2

I live in Poland, and we have some accented characters - ąćęłńóśźż. Due to various reasons I resurrected "talk" usage on my server, which works great, but I wasn't able to figure out how to make it work with accents.

On both ends of talk I have UTF-8 based locale (en_US.UTF-8), and Polish characters work great in everything - bash, vim, mutt, slrn, everything, but talk.

What is the reason of the problem, and how could it be solved?

I'm using it on Debian testing, and have tried talk/utalk/inetutils-talk, and none of them seems to support unicode/utf8.
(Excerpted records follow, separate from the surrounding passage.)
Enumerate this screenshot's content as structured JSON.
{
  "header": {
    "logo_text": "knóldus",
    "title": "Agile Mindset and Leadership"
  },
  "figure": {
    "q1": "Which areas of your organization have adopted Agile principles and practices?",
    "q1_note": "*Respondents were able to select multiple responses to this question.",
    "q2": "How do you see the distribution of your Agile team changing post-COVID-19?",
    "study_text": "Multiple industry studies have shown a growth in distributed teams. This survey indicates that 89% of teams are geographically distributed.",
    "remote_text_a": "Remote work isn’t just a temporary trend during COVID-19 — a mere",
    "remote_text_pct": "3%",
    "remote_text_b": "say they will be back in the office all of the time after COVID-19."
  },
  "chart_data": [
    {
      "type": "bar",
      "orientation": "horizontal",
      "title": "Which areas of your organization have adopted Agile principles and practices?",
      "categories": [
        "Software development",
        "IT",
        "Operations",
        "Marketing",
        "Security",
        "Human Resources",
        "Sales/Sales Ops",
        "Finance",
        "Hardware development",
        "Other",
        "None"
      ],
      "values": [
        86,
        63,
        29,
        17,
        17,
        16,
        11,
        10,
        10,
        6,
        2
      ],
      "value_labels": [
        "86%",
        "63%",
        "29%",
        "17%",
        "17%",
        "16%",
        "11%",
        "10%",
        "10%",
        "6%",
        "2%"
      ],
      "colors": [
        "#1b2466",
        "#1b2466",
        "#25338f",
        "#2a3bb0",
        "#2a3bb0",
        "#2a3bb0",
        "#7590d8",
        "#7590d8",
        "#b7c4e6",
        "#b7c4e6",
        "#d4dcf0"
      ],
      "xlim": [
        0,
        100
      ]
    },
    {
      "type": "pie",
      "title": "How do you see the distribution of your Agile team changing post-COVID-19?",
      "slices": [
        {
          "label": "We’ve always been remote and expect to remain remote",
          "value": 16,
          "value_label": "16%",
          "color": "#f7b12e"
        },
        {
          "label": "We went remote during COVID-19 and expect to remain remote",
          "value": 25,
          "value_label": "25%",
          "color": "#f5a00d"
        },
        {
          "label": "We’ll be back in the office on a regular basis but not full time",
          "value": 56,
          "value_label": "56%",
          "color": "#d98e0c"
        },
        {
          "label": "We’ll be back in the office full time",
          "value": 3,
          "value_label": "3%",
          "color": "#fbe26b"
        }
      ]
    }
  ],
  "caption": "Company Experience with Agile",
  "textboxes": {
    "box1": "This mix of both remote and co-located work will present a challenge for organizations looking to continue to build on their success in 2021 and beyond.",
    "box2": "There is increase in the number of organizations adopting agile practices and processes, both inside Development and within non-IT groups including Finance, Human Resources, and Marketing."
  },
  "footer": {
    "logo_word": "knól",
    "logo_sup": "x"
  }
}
What can be done to achieve "talk" with full UTF8 support?

techraf
  • 5,941
  • 1
    Hardly anybody uses talk anymore, so I doubt those implementations have undergone much maintenance. Maybe try using luit to get a latin2 terminal, 8-bit character support should be doable. – Gilles 'SO- stop being evil' Jun 03 '14 at 23:52

1 Answers1

1

indeed for those old programs there is little hope to see them ported to unicode (I have a hard time finding a package to test :) ).

As Gilles said, luit is the pragmatic answer. I used it some time ago for another 8bit only program.

define a bash alias like this:

alias talk='LC_ALL=pl_PL.ISO-8859-2 luit -- talk'

you need luit installed, and the proper 8bit locale too. you can also use talk='luit -encoding 8859-2 -- talk' if you don't have the 8bit locale.